I wrote about this in one of my essays on datacenter management and monitoring. I’ve been told that no one needs to know this stuff anymore, because everything works perfectly. Think that’s the case?

Jitter, Jitter Everywhere, But Nary a Packet to Keep

I was looking over the end-to-end discussion on measuring jitter on voice calls on the backbone and came across this little gem: “Jitter – or more precise delay variance – is not important. Only the distribution is relevant”. This dismissive little item of a serious subject is all too commonplace, but misses the point the other researcher was making.

The critic assumes “fixed playout buffer lengths (e.g. from 20 to 200ms)” to calculate overall delay. But do these buffer lengths take into account compressed versus uncompressed audio? If not, the model is faulty right there. The author admits his approach is “problematic” but then assumes that “real-time adaptive playout scheduling” would be better – but then the measurement mechanism becomes part of the measurement, and you end up measuring this instead of the unmodified delay – which doesn’t help the researcher looking at jitter and delay measurements for voice.

But there is a more fundamental disconnect here between our voice-jitter researcher and his jitter-is-irrelevent nemesis – jitter does matter for some communications – it just depends on what problem is being solved. And it is careful definition of the problem that leads to dialogue.

Opinion: Getting “Beyond Fear”: A Security Expert’s Prescription for A Safer World

My review of Bruce Scheier’s new book Getting “Beyond Fear”: A Security Expert’s Prescription for A Safer World is now online at Security Pipeline.

I must admit, I had a difficult time with this one. I’ve reviewed other security books, including one by Bruce before, but those are usually “insider” books on the hard tech aspects of security (see “Perspectives on Computer Security” and Under Lock and Key”, Dr. Dobbs Journal).
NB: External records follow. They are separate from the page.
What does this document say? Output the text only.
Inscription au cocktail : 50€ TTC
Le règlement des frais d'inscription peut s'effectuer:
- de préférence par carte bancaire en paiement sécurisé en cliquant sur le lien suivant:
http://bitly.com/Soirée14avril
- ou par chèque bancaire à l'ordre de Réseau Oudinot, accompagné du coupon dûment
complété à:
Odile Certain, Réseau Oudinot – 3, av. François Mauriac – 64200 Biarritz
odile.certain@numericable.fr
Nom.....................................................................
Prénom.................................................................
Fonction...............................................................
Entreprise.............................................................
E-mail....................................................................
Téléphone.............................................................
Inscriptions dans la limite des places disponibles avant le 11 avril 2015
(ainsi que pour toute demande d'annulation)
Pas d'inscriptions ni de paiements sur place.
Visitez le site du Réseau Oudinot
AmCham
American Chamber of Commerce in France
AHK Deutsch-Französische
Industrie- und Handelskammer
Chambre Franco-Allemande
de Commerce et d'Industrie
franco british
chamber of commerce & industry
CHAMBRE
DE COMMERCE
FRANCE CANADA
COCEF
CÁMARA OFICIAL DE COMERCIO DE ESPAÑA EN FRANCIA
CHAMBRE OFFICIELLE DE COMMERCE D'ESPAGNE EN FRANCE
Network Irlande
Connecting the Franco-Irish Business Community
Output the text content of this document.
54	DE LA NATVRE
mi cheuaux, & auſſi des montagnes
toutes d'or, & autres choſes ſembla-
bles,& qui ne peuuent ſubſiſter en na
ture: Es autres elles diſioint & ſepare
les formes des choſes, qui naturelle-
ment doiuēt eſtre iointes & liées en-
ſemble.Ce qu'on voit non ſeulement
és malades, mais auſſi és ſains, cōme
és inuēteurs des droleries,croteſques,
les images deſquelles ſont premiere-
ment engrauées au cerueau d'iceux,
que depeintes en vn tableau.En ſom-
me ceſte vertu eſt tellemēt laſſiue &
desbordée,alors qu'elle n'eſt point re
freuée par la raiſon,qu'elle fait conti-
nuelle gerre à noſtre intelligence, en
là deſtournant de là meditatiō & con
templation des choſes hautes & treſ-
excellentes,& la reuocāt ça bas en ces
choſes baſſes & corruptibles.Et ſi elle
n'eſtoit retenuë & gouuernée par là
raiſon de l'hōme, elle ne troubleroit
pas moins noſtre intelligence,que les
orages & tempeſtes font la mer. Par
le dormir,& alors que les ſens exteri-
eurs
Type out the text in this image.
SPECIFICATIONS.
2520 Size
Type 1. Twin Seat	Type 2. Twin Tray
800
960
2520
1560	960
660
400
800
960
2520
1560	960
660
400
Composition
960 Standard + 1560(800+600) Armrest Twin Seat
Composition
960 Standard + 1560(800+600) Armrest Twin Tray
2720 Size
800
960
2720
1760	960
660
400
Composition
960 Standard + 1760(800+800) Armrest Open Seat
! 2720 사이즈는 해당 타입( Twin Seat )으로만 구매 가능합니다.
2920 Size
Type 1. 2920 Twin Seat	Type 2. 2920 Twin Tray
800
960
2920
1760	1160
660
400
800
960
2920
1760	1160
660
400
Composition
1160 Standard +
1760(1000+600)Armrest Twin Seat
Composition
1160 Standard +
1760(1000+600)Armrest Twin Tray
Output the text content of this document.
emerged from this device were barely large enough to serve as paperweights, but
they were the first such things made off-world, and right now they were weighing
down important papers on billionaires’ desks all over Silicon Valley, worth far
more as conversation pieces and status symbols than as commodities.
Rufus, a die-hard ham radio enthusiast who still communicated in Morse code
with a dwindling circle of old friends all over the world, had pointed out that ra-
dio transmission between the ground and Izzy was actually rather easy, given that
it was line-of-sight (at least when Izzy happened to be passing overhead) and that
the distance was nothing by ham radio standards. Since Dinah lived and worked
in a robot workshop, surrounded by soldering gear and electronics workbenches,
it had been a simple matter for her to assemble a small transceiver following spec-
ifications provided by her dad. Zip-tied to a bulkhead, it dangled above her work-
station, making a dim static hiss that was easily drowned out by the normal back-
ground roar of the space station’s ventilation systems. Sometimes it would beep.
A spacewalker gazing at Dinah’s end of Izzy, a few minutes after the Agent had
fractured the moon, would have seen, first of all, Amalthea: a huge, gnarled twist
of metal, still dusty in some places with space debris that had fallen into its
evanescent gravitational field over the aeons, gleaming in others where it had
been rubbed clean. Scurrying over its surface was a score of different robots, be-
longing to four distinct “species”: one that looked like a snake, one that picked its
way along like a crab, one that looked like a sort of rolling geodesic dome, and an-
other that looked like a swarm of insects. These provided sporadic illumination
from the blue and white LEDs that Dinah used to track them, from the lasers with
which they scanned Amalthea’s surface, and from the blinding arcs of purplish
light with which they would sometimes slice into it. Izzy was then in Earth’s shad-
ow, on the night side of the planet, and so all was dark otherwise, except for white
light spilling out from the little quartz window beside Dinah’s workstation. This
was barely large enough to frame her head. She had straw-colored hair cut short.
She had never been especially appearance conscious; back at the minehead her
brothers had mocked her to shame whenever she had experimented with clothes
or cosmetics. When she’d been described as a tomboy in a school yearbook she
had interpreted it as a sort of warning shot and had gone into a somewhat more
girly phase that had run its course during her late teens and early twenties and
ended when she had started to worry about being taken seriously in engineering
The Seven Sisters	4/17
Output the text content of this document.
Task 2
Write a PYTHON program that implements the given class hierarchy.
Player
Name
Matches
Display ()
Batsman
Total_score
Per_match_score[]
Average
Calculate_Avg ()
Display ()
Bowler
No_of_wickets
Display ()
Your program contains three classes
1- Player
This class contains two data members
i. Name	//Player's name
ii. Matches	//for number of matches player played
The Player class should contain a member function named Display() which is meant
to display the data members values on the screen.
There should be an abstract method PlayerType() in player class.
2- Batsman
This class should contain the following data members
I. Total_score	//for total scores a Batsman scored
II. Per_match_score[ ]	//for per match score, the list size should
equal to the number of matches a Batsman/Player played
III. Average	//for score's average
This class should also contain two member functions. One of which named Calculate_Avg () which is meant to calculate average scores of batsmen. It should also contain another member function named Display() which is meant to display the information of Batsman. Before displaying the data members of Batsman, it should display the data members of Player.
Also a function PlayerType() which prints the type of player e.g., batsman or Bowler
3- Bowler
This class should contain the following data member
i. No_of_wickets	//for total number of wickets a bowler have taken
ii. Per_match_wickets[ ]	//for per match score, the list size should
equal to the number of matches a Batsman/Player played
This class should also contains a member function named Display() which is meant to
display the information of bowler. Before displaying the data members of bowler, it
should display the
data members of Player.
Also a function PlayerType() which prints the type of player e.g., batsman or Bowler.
But Bruce took a different tact with this book – he wanted to talk to ordinary people about how they could deal with security. And he expressed to me privately that he was frustrated with how difficult it was to reach that audience.

And I could see why he had a problem. The marketing of security books is very masculine, very secret agent man, but opening it up Bruce wrote a very readable book about fear and security. Since secret agents and hackers are thought not to feel fear, this doesn’t mesh.

Ironically, the audience I thought Bruce spoke best to inside the covers was women! Women are often neglected in discussions of security, because it is commonly viewed (even by women editors) that this subject is too “manly” and too “technical” to attract their attention.

But here we are, reading about security patdowns that seem like groping sessions and women terrorists from Chechnya blowing up airplanes. How women can be excluded from consideration or from the responsibility of informing themselves about security is beyond me – yet the publishing bias persists.

I originally tried to place a longer piece discussing security and the role of women in our society in more mainstream press, simply because the tech audience is decidely male. I hoped to reach the women and girls currently undergoing the humiliations of an overworked and underfinanced security grid. But after a lot of those cited rejections, I finally gave up and placed it (suitably modified) with an editor I know in a solidly male tech publication. I’m grateful to Mitch Wagner of Security Pipelines for allowing me to discuss Bruce’s book in the context of recent security debacles. I only hope that the guys reading it will pick up a copy for their wives, mothers, and girlfriends, and encourage them to read it because a woman said so. Because despite what the mainstream press editors will tell you, women still need to know how to evaluate security before it becomes a danger to them and others.